We believe the rotation to small caps is overdue. We know from history that stock performance is cyclical. Small caps tend to have strong rebounds after bear markets and recessions. Entering 2020, large caps had outperformed small caps for nine years, two years longer than the average seven-year cycle. See Figure 2. We believe the market may be entering a period in which small caps have an extended stretch of outperformance.

Historically, when small caps are in favor, the magnitude of their outperformance exceeds the outperformance of large caps. Our analysis of data shows the historical average returns for small-cap stocks were +8.5% compared to +5.2% for large-cap stocks. This is a difference of 60%.1

Figure 2 | Small-Cap Outperformance Has Historically Followed Periods of Large-Cap Outperformance

Small Cap/Large Cap Relative Performance

Data as of 1/1/2020. Source: FRP, FactSet, Morningstar, CRSP. Past performance is no guarantee of future results.

Small-cap valuations are attractive. Recent valuations indicate large caps are more richly priced than small caps. Small caps are trading at a 20% premium to their historic average, so they are not cheap in absolute terms.  However, their pricing is attractive relative to large caps, which traded at nearly a 60% premium as of year-end 2020. This is the widest valuation disparity in nearly 20 years.2

An economic rebound could be positive for small caps. Small-cap stocks have historically tended to outperform when the economy is relatively strong. Our analysis indicates small caps returned 16.6% when GDP is 4% or greater. This compares to 14.4% for large caps, a difference of 2%. Notably, the U.S. Federal Reserve forecasted real GDP of 4.2% for 2021, a robust rebound from 2020.3

Small caps could benefit from a strong housing market. We believe strength in the U.S. housing market has the potential to be an outsized driver for small-cap companies’ earnings growth. Demographics (millennials and household formation), record-low mortgage rates, the ability to work from home and shortage of new housing supply have driven the housing market to record levels. Historical data shows small caps captured higher levels of housing-related earnings than large caps. Furthermore, small-cap value stocks captured more housing-related earnings than small-cap growth stocks.4

Investor sentiment is positive. Investor enthusiasm for small-cap stocks appears to be growing. We believe accelerating ETF inflows to small caps in late 2020 indicate an improving sentiment for the asset class after several years of underperformance versus large caps.

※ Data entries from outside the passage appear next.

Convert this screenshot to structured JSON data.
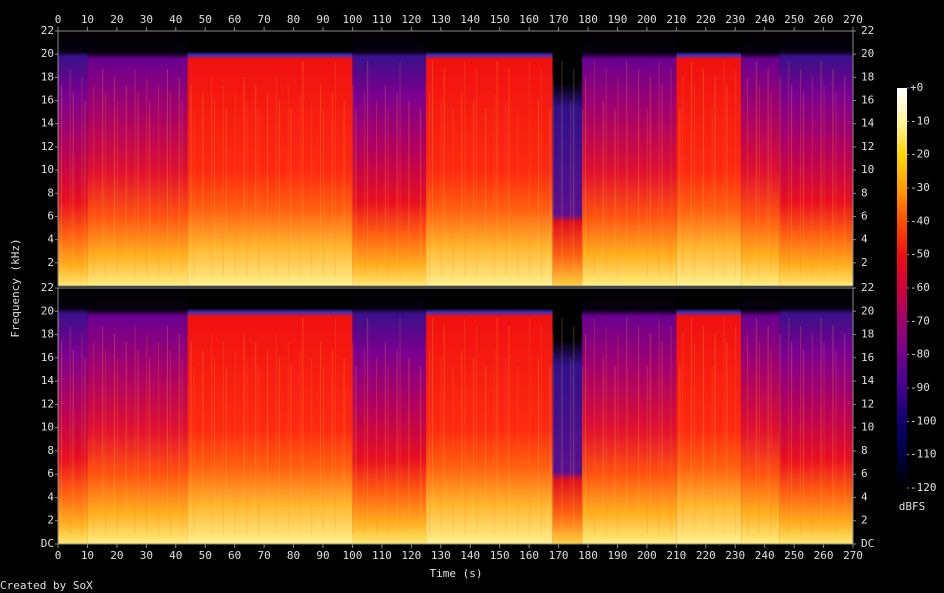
{
  "chart_data": {
    "type": "spectrogram",
    "xlabel": "Time (s)",
    "ylabel": "Frequency (kHz)",
    "xlim": [
      0,
      270
    ],
    "xticks": [
      0,
      10,
      20,
      30,
      40,
      50,
      60,
      70,
      80,
      90,
      100,
      110,
      120,
      130,
      140,
      150,
      160,
      170,
      180,
      190,
      200,
      210,
      220,
      230,
      240,
      250,
      260,
      270
    ],
    "panels": [
      {
        "ylim": [
          0,
          22
        ],
        "yticks": [
          2,
          4,
          6,
          8,
          10,
          12,
          14,
          16,
          18,
          20,
          22
        ]
      },
      {
        "ylim": [
          0,
          22
        ],
        "yticks": [
          {
            "value": 0,
            "label": "DC"
          },
          2,
          4,
          6,
          8,
          10,
          12,
          14,
          16,
          18,
          20,
          22
        ]
      }
    ],
    "colorbar": {
      "label": "dBFS",
      "lim": [
        -120,
        0
      ],
      "ticks": [
        {
          "value": 0,
          "label": "+0"
        },
        -10,
        -20,
        -30,
        -40,
        -50,
        -60,
        -70,
        -80,
        -90,
        -100,
        -110,
        -120
      ]
    }
  },
  "footer": "Created by SoX"
}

1Data from 12/31/1928 – 11/30/2020. Source: Center for Research in Security Prices (CRSP®), The University of Chicago Booth School of Business; Jefferies.

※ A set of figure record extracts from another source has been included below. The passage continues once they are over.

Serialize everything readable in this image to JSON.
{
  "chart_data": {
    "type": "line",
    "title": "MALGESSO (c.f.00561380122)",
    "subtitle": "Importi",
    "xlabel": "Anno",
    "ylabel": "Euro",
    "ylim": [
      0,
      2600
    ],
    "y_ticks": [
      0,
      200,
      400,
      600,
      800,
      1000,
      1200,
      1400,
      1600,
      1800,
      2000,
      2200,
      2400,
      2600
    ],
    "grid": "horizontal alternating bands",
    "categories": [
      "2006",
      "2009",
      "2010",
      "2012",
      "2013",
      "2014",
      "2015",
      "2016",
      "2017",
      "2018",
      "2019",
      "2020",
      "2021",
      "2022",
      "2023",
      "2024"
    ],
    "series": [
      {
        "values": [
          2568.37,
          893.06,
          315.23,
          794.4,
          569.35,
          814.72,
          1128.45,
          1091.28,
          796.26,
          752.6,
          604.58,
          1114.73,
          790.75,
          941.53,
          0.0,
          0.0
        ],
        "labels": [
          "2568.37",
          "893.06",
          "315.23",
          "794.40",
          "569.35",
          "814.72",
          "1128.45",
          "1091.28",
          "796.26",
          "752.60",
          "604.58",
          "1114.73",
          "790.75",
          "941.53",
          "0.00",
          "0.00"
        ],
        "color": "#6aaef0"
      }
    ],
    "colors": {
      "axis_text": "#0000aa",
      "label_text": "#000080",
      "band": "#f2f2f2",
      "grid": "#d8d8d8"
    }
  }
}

2Source: FactSet. Data from 9/30/2000 to 12/28/2020.

3Data as of 11/30/2020. Source: Center for Research in Security Prices (CRSP®), The University of Chicago Booth School of Business; Jefferies.

4Based on 2021 data. Source FactSet, Standard & Poor’s, Jefferies. Forecasts are not a reliable indicator of future performance.

Investment return and principal value of security investments will fluctuate. The value at the time of redemption may be more or less than the original cost. Past performance is no guarantee of future results.